ST JOHN’S, NL – Tony Wakeham and his Progressive Conservative Party pulled off a surprise win over Premier John Hogan and the Liberals in the provincial election last night. Wakeham won the election with a single seat to give him the majority government. The count went down to the wire with a single poll on Fogo Island.
It was a very tight race but six seats out of forty and one percent of the popular vote was enough for a change of government.
The final numbers were 21 PC, 15 Lib, 2 NDP and 2 Independents. The Independents are unique in they are long time politicians who split with their parties but have major support from their districts and won as Independents with some of the largest margins in the election.
The election also broke a long standing tradition since Joey Smallwood’s post confederation era of rural Newfoundland and Labrador voting Liberal and the urban centres voting Progressive Conservative. It flipped this time.
This election saw the PC Party sweep the rural districts with the Liberals holding a red bulwark in St John’s and the surrounding suburban communities of the north east Avalon Peninsula where a little less than half of the province’s 549,911 people live.
This reflects current political trends in the recent federal and provincial elections across Canada.
Proof that fast changing demographics will upset long standing trends and defy polling predictions and statistics.
“Change” was the consistent theme for the PCs throughout the campaign though what that change was is not very well defined. But change happened.
Newfoundland and Labrador is facing many problems. Severely aging and declining population, declining revenue from offshore oil revenues, very small tax base and a hollowing out of the rural areas once supported by forestry and fishing industries and transportation issues for a sparse population spread out over a massive, remote land mass. Intra-provincial roads and ferry infrastructure are in need of constant repair.

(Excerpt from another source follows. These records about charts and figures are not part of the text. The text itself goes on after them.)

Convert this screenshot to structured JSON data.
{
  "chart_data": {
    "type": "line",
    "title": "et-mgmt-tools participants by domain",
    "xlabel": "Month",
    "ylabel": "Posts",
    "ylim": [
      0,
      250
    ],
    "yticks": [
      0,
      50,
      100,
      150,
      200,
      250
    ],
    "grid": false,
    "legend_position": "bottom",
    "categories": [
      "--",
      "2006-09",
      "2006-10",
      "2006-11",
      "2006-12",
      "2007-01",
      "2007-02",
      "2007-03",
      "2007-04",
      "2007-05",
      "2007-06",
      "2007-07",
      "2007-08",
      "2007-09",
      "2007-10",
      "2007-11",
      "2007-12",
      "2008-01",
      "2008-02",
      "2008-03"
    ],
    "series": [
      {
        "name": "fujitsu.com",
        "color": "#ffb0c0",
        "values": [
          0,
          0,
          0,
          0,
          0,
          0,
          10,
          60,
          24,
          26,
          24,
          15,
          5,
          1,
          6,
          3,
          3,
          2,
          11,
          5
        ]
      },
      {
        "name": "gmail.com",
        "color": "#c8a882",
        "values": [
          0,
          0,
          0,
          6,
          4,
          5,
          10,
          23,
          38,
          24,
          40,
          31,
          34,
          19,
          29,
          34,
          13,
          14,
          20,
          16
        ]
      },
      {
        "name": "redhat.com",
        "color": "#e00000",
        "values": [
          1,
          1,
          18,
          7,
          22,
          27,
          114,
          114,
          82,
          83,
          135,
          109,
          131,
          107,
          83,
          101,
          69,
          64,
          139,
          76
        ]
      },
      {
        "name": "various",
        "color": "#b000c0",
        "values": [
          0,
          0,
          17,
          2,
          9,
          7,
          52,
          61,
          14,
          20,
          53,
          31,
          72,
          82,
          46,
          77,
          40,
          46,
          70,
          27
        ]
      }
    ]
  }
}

Its health care system is bursting at the seams with demand but the government has systematically failed to address shortages of doctors, nurses and technicians for decades. They seem incapable of offering a regular and attractive employment environment to attract or retain workers.
In this campaign Liberal Premier John Hogan had one plan to help pay for it. A pending contract with Quebec for hydro generating projects at Churchill Falls and Gull Island in central Labrador. It would generate billions of dollars for the government. He had hoped it would be the primary ballot issue.
But an organized opposition to the deal by former Conservative Premier Danny Williams, former bureaucrats and Wakeham sowed doubt and sank the deal as an election issue.
The biggest issue in Newfoundland remains a massive debt, breakdown of healthcare and other services, falling revenue and no one has said how they plan to fix it.